От нижегородцев выступил вперед невысокий, однако же крепко сбитый, будто усадистая дубовая лавка, боярин Григорий Коча. Высокая летняя шапка из тонкого белого войлока не делала его выше, а лишь подчеркивала коротконогость, общую приземистость и широту плеч. Из-под шапки выбивались густые, битые сединой волосы. Седина еще пуще оттеняла их блескучую, будто нерусскую, черноту. Черная же, длинная и широкая борода вилась кудрей, а оканчивалась ровными, словно нарочно скрученными на скалке пышными кольцами. Не имея ничего, а одну лишь такую бороду, можно уж себя чувствовать вполне значительным человеком.
— С чем прибыли, гости тверские? — сказал боярин густым, как и волосы, голосом.
— Пошто Юрия не удержали? Пошто лодьи ему дали? Али вам не ведомо, что он без права на дядю поднялся? — спросил Ефрем, будто каждым словом плевался.
— Ведали то, — спокойно согласился боярин Коча, прямо уставя на Ефрема маленькие вороньи глаза.
— Так что, любо вам вору пособлять?
— Не лайся, боярин, не у себя на Твери, — со смешком предупредил Ефрема нижегородец. — А то, что лодьями его снабдили, так то наша печаль… Не одна вода переменчива, но и люди. — Коча огладил бороду и пояснил: — Юрий-то побожился нам, что одумался, мол, святейший митрополит его вразумил и он в Орду бежит не соперничать с дядей, а мира искать. Так ли было? — оборотился к своим боярин, и те согласно закивали в ответ бородами:
— Так было, верно…
— Ум-м… — простонал сквозь зубы Тверитин.
И нижегородцы понимали, что это ложь, и Ефрем знал, что они это понимают. Не столь они были просты, чтобы всякой лжи доверяться, а поверили лишь той, что самим сулила прибыток. Ведь ясно стало: придет к власти Тверской — и их мало-помалу заставит едино со всей Русью дышать, придет к власти Юрий — к своей Москве ближнее, что сможет, притянет, а уж на дальнее-то рук, поди, недостанет. И будут они жить как жили, поплевывая на остальных с откоса, на их век воли хватит, а там хоть трава не расти. Как от татар каждый думал сам по себе в своей крепости отсидеться, покуда они не прихлынули несметной силой под стены, так и теперь каждый надеется, что уж его-то неправедная власть минует, не достанет, авось он-то уж от нее дальше всех.
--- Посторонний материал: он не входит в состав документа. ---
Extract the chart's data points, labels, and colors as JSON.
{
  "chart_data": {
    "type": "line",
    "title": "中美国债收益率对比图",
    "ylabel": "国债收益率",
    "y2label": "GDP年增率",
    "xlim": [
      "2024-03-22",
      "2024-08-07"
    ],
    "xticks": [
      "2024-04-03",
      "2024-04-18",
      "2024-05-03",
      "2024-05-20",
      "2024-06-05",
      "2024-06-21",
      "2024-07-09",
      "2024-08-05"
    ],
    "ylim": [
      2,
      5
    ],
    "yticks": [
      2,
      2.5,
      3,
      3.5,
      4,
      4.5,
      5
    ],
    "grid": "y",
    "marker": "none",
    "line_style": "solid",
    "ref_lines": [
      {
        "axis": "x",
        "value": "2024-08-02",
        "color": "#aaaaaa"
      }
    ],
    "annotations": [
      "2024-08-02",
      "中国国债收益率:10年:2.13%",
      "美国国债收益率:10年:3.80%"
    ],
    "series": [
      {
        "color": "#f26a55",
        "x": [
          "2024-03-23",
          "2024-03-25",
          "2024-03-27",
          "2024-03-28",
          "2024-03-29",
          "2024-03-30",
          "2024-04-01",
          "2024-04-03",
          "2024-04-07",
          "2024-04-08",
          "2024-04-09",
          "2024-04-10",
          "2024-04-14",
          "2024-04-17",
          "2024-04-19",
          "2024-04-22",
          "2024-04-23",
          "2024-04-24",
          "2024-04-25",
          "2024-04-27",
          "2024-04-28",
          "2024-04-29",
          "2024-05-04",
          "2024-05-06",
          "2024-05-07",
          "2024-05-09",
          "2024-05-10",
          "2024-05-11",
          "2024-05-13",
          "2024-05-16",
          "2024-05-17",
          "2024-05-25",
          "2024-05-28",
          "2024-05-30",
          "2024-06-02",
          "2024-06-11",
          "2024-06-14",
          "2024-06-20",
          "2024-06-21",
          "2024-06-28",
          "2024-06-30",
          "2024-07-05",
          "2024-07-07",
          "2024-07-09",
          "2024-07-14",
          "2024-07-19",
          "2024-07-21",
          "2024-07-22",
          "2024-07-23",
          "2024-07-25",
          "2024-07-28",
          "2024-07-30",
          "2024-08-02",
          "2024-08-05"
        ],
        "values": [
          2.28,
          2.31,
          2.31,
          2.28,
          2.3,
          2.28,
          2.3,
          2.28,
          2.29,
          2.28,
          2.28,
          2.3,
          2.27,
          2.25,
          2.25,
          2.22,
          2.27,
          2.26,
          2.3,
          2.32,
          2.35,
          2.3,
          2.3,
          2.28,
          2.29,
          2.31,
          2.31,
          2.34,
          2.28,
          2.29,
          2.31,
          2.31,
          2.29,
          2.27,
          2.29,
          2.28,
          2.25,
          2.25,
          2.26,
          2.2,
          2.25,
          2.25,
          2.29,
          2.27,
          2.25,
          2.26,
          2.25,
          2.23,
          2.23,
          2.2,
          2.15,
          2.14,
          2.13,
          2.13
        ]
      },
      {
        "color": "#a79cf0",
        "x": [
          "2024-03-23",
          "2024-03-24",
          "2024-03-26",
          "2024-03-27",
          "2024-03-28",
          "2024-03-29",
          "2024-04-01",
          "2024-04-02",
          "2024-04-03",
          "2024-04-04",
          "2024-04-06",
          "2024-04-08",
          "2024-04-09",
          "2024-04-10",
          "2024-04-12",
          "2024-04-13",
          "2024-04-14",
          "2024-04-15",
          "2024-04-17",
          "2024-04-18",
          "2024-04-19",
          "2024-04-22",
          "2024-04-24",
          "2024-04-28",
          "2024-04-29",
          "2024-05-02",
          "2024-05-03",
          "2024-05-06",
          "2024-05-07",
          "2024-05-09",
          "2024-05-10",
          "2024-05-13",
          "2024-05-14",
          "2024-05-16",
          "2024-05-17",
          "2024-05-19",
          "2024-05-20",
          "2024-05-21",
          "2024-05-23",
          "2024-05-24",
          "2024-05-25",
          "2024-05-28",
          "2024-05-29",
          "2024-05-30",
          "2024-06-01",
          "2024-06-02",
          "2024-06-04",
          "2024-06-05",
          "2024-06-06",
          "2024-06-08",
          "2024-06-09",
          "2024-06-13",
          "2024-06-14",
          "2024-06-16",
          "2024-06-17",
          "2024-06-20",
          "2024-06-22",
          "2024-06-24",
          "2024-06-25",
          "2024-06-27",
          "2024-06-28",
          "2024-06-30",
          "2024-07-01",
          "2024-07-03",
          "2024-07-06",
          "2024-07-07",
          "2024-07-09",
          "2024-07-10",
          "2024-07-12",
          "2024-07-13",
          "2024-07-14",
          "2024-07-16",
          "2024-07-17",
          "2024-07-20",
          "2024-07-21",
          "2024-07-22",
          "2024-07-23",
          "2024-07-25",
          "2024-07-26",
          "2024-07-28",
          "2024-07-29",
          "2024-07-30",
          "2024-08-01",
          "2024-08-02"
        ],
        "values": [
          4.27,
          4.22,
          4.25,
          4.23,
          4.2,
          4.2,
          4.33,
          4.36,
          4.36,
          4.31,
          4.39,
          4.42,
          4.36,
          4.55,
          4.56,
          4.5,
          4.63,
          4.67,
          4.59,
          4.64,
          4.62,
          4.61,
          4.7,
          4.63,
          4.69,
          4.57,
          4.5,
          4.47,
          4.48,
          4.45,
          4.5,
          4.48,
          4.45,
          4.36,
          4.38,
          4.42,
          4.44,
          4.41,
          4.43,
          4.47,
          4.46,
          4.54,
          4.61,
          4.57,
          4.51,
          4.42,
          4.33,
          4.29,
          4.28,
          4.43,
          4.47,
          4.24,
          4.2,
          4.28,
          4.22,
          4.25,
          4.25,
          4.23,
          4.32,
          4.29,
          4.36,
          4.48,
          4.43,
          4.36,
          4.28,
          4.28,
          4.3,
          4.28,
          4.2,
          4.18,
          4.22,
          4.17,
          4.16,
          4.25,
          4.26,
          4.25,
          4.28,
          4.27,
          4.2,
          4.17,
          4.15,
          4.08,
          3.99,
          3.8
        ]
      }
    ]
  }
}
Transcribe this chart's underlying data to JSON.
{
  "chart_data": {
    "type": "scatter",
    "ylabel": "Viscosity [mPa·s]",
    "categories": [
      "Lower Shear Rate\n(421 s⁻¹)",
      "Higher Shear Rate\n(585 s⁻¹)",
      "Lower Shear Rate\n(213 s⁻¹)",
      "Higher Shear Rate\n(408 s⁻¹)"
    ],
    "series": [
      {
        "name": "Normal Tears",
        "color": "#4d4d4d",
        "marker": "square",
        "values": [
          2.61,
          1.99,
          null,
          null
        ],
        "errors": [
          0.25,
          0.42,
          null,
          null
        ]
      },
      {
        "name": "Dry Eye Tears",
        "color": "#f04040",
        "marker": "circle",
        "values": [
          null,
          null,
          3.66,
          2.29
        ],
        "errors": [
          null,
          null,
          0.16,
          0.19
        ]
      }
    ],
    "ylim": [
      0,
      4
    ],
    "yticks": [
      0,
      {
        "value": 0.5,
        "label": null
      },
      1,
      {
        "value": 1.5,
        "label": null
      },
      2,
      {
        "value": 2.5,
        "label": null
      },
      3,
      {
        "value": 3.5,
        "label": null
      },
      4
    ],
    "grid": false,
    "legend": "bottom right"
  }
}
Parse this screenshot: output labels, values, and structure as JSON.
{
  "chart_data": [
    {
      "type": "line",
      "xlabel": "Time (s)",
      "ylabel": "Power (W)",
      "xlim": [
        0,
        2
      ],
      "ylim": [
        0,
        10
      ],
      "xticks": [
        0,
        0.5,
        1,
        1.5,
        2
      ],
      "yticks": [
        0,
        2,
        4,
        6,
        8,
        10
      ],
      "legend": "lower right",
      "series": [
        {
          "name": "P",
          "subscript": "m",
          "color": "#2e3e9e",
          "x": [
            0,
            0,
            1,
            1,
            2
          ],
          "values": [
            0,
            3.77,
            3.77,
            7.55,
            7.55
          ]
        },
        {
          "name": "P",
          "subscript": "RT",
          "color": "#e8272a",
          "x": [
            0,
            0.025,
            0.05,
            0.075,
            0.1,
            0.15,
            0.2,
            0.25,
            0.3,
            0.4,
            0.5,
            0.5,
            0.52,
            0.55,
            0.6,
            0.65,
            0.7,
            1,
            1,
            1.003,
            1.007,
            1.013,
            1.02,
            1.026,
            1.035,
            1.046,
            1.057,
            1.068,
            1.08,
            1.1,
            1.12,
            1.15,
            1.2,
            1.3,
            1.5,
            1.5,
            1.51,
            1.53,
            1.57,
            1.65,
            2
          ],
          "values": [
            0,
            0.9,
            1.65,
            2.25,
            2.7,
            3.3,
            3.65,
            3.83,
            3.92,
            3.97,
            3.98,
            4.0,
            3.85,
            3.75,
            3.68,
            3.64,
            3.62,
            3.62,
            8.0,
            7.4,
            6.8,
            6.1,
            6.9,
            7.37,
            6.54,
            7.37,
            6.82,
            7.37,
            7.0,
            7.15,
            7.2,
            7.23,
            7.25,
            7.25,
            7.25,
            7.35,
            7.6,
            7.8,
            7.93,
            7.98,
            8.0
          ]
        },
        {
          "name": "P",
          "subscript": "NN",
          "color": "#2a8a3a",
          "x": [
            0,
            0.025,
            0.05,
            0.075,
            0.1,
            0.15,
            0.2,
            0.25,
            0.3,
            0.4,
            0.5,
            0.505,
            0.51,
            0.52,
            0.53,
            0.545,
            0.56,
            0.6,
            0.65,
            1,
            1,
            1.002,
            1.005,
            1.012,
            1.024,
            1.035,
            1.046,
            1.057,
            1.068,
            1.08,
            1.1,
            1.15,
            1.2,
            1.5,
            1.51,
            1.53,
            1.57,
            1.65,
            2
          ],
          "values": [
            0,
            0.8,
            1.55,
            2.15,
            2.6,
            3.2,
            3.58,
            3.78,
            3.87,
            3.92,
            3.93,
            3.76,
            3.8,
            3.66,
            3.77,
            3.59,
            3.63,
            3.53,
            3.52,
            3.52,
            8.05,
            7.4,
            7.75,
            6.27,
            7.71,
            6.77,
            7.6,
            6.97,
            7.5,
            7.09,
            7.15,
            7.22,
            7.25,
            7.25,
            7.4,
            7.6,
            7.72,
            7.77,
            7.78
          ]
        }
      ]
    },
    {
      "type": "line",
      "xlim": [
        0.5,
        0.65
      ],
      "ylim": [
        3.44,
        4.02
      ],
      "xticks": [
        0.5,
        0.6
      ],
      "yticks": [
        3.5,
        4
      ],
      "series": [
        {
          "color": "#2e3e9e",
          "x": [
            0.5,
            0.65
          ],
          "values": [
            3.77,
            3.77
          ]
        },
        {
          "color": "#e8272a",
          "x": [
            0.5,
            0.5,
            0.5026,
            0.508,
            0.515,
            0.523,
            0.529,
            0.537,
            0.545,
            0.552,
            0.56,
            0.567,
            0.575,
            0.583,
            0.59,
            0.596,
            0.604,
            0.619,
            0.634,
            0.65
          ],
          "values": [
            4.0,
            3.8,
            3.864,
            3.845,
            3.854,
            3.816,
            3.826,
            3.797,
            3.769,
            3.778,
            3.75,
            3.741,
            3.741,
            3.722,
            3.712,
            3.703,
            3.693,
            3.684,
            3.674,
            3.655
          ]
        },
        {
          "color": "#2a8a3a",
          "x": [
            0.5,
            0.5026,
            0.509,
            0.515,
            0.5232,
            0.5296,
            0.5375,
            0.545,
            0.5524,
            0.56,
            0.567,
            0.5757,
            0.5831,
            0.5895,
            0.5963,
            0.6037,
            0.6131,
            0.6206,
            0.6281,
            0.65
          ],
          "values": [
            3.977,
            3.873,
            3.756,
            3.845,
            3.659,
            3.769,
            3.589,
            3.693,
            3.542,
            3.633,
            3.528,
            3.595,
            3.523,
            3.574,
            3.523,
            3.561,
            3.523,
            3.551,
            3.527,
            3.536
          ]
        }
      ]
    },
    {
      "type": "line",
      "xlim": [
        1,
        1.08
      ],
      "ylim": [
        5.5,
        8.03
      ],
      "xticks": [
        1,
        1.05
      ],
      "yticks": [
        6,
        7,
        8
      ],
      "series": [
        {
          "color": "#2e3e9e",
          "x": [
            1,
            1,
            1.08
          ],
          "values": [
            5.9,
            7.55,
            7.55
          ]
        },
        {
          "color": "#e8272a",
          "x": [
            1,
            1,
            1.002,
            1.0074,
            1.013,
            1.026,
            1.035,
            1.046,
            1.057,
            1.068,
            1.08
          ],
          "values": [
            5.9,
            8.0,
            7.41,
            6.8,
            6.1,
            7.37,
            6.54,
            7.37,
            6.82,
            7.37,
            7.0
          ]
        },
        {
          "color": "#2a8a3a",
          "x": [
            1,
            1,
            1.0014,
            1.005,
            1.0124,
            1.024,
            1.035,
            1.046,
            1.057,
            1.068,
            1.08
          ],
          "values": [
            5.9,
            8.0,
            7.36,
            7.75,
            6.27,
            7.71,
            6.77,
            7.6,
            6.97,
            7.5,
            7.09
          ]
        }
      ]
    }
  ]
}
— Так, что ли? — спросил вслух Тверитин.
— Ась? — Войлочная шапка склонилась на сторону, будто открывая ухо для слов.
— Али вам Юрий легкую жизнь посулил? — тихо спросил Ефрем и даже склонился к уху боярина. — Кабы не взвыли от московской-то тяготы.
Нижегородец усмехнулся:
— Нам к тяготе-то не привыкать, чай.
Не следовало Григорию Коче ныне Ефрема испытывать и лезть на рожон.
Ярость захлестнула Тверитина.
Взяв в кулак холеную боярскую бороду, он притянул Кочу к черным, сухим губам и прошептал не в ухо ему, а в глаза, которыми тот, будто в смертной тоске, косил за реку, на дальний луговой берег:
— Ты тяготы-то не знал еще, пес! А не будет вам Юрия, слышь ты, не будет, покуда жив Михаил — Бог за него!
Ефрем оттолкнул боярина так, что тот, качнувшись на крепких коротких ногах, чуть было не повалился.
— Ты пошто бороду треплешь?! — закричал Коча и потянул было саблю, но другие нижегородцы удержали его.
Конные тверичи, хоть и было их по сравнению со всем Нижним городом мало, окружили толпу и, видать, безрассудно готовы были избить ее тут же, на берегу, по первому знаку. А там — будь что будет.
Но ярость Ефрема схлынула так же внезапно, как и пришла, сменившись вдруг тоской и усталостью.
— Прости, боярин, — махнул он рукой и пошел прочь от берега.
Посрамленный трепаной бородой Коча хотел было кинуться вслед, однако воздержался и лишь крикнул Тверитину в спину:
— Коли за Михаила Бог, так что ж ты сам-то Юрия не словил?!.